When we’re discussing the ‘why’ or the purpose of an essential assessment there are several theories that can help to explain its role in the workplace.

When we’re designing or presenting education we always start with scaffolding our training with learning outcomes. We do this as it helps learners understand the individual pieces of learning and how they fit together.

We can use Bloom’s Taxonomy (also known as taxonomies of cognition) to assist us with this. The classification system was originally postulated in 1956 but was revised in 2001 by Anderson and Krathwohl and provides an ordering of cognitive skills. It can be used as a framework in which to develop learning outcomes based on the expected end result of the learning. It also demonstrates to us the journey that the learner must take to build on fundamental learning.

As you can see in the illustration, essential assessment would be classed as ‘remember’ as learners are asked to recall facts and basic concepts. If you want your learners to be able to recall the content and concepts presented in training, then asking them to complete the essential assessment is perfect for your needs.

However if you wanted your staff to be able to apply and analyse individualised clinical care to meet an individual’s chronic health condition, you would need to utilise one of our other assessments within the suite of learning resources provided to demonstrate this.

This approach is also supported by the Kirkpatrick Model (also known as the Kirkpatrick/Kazell Model).

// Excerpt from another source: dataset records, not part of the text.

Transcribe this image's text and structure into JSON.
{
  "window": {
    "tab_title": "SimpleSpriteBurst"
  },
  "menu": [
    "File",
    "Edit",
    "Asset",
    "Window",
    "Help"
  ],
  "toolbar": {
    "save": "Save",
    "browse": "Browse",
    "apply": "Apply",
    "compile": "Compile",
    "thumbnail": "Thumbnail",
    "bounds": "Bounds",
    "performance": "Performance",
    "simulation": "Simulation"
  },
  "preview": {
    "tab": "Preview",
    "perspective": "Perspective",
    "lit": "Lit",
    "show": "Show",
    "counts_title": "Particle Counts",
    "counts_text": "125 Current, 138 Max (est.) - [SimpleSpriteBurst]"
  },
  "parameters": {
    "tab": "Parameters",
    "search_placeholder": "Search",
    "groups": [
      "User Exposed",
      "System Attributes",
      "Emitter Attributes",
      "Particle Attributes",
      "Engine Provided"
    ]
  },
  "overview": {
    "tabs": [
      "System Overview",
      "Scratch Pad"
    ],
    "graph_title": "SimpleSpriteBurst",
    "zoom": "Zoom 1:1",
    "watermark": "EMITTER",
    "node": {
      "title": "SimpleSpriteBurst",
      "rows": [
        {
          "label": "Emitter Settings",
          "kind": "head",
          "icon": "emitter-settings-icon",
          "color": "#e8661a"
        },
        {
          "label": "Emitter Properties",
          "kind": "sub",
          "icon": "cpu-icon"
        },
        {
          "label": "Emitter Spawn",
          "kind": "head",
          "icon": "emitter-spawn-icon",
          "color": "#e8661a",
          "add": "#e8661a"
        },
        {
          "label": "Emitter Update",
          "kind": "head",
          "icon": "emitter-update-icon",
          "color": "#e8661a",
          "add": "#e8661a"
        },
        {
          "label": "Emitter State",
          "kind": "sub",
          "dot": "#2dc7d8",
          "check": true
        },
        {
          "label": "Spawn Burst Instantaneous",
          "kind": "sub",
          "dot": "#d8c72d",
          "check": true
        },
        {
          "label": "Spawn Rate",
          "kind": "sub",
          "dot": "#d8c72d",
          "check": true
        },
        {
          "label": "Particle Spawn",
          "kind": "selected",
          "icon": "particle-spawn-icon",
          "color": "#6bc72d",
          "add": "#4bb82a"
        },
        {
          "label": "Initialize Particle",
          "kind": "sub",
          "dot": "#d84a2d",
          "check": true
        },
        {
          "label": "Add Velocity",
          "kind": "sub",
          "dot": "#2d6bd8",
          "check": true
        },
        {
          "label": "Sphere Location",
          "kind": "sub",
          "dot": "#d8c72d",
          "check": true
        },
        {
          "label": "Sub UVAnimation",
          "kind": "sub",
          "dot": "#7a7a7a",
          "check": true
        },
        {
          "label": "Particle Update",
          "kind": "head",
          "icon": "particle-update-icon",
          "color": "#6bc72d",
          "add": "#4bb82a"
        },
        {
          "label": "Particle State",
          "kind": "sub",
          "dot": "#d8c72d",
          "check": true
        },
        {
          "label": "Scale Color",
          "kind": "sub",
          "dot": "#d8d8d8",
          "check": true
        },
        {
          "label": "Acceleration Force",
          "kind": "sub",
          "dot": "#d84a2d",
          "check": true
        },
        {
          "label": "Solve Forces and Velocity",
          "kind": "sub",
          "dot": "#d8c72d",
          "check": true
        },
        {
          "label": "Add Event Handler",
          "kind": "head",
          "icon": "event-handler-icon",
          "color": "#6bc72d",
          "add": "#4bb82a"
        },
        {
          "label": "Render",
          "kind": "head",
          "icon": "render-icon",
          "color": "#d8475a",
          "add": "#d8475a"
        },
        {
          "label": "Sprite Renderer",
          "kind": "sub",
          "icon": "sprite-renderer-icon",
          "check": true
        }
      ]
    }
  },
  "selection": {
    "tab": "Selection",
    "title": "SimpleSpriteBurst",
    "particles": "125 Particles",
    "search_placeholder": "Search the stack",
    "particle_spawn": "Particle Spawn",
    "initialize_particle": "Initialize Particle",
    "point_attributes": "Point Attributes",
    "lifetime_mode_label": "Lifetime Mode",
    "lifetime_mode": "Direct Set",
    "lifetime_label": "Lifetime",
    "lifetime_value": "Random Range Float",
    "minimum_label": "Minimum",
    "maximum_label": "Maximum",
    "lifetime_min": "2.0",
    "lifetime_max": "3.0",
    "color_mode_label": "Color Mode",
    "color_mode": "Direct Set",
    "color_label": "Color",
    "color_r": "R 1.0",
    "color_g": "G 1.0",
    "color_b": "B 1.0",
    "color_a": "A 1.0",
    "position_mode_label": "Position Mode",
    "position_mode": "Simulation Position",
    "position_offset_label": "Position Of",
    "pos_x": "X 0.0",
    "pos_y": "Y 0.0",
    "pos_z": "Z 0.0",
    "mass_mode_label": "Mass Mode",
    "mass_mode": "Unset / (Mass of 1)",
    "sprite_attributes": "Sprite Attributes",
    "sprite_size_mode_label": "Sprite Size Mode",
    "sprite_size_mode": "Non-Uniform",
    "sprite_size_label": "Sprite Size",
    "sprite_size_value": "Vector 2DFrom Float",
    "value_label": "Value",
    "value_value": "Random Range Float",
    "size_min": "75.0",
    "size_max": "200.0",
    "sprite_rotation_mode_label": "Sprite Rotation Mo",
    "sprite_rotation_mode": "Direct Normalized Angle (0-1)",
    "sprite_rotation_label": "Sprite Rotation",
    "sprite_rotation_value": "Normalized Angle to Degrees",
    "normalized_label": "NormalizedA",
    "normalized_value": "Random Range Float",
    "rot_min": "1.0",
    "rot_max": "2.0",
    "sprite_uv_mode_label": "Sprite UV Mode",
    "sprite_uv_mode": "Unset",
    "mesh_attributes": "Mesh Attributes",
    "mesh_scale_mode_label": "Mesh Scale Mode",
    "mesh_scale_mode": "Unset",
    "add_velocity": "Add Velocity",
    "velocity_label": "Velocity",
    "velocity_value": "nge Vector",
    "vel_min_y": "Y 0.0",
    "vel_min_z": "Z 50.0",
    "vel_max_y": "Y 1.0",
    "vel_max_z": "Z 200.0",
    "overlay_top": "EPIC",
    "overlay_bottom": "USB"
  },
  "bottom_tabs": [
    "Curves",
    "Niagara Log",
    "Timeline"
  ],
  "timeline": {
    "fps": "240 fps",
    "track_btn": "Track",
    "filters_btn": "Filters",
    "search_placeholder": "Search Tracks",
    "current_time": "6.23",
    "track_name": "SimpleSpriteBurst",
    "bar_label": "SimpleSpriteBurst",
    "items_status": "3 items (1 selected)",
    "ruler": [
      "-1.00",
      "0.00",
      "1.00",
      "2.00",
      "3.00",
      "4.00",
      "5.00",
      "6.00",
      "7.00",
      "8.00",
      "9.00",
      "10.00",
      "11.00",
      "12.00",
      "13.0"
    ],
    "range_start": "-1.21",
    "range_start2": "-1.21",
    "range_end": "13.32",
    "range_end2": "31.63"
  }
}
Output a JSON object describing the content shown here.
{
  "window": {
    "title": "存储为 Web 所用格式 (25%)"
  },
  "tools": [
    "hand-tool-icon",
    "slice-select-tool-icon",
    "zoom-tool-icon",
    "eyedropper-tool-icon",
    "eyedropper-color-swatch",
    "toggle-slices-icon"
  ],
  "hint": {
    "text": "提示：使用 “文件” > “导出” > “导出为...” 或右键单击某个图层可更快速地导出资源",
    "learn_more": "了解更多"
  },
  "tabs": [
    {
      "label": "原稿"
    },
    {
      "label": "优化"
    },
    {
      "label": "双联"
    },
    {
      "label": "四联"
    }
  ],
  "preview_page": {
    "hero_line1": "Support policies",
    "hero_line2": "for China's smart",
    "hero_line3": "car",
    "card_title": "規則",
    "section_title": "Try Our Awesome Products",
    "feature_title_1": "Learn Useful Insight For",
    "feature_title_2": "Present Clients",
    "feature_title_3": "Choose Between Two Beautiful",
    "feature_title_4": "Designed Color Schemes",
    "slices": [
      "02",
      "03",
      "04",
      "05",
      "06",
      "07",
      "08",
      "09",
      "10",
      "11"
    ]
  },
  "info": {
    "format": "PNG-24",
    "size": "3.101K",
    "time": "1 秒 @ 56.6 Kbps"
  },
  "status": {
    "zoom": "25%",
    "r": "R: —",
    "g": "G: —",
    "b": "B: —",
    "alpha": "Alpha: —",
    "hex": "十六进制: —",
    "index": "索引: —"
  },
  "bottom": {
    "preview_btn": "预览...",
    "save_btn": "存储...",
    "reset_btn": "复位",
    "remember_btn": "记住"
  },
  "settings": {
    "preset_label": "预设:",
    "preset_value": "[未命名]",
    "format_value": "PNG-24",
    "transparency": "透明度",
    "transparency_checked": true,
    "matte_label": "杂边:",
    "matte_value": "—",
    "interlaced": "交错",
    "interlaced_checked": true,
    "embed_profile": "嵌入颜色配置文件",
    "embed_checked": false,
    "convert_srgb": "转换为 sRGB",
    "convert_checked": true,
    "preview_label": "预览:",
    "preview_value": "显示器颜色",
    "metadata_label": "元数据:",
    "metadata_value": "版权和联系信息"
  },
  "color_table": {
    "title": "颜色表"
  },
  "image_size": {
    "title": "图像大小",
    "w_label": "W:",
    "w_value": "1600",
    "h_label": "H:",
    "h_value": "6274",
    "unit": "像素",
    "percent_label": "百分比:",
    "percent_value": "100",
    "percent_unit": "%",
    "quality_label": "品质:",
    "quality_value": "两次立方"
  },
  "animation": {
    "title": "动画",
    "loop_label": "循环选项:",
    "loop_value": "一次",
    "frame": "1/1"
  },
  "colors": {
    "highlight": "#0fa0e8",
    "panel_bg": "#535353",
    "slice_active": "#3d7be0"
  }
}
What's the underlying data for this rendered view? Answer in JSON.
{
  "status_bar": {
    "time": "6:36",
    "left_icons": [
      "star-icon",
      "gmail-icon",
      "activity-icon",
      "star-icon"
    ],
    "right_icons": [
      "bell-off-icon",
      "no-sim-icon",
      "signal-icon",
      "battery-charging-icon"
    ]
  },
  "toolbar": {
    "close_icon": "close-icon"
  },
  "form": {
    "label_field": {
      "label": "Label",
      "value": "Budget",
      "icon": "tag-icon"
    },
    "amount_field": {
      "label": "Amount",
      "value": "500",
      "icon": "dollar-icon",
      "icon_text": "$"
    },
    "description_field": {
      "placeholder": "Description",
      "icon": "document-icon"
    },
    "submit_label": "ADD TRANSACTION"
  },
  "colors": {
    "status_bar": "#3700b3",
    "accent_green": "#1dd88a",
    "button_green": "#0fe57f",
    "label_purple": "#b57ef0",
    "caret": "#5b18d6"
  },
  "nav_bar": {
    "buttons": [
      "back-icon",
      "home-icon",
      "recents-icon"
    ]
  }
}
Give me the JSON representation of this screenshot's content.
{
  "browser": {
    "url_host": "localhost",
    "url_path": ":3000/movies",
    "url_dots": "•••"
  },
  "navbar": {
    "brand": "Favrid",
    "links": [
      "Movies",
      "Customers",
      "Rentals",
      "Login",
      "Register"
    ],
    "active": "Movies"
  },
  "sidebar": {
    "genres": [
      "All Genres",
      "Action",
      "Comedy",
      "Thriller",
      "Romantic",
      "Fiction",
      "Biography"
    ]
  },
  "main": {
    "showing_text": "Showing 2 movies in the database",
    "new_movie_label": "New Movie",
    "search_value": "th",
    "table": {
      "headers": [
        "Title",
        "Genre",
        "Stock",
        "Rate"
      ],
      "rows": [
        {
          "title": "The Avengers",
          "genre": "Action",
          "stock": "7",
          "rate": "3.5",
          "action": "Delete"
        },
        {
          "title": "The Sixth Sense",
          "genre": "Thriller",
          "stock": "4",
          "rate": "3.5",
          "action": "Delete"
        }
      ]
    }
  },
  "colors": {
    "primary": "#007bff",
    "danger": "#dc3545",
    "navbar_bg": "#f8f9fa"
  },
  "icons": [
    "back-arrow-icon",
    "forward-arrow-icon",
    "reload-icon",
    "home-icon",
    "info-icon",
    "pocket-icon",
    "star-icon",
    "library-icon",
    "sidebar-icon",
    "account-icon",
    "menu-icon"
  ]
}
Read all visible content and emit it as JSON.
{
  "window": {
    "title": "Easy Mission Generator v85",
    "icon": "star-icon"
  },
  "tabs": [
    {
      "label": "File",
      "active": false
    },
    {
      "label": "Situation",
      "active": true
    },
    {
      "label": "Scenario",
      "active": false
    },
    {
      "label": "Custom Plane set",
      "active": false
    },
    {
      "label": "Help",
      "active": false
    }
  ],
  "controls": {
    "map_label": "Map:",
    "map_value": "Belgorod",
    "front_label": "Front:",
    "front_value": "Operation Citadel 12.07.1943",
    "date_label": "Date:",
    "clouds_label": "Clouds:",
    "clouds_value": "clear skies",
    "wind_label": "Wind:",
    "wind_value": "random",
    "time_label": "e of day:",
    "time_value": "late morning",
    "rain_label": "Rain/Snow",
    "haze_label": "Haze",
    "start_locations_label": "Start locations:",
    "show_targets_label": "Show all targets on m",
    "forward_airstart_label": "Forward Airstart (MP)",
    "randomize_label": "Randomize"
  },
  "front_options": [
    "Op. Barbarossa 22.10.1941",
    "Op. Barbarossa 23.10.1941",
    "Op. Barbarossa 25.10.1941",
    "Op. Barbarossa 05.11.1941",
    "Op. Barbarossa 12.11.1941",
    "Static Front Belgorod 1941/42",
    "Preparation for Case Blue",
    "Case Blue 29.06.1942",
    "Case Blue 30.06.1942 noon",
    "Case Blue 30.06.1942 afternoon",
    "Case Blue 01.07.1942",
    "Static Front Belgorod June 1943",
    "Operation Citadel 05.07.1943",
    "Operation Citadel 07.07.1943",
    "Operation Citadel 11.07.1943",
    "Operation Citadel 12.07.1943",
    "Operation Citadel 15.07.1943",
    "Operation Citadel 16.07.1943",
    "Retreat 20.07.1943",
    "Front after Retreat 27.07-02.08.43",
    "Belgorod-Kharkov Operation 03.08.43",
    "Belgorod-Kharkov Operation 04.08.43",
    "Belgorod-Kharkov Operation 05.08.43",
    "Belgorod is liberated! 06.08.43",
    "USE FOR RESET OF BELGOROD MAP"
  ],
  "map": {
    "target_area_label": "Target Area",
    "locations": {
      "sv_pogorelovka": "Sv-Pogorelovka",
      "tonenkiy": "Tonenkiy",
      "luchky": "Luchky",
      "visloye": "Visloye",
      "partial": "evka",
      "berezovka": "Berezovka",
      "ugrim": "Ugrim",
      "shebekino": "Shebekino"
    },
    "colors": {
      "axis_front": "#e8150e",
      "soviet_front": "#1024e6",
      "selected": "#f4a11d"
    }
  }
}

There are four levels to this model and the second level of this model is ‘Learning’. The essential assessment assists you with demonstrating that your staff are able to display this level of knowledge. If you wanted to demonstrate a change in behaviour or impact to the organisation, you can utilise one of our other assessments.

So what’s the importance of knowing this? As educators, it’s important to understand what we expect as an outcome of training and if the learner has achieved this outcome. If one of your staff members has completed one of our courses (videos and the essential assessment), you’ll be able to clearly demonstrate that they can recall the content of the course. This is really useful to use as evidence during an inspection/accreditation or for performance management.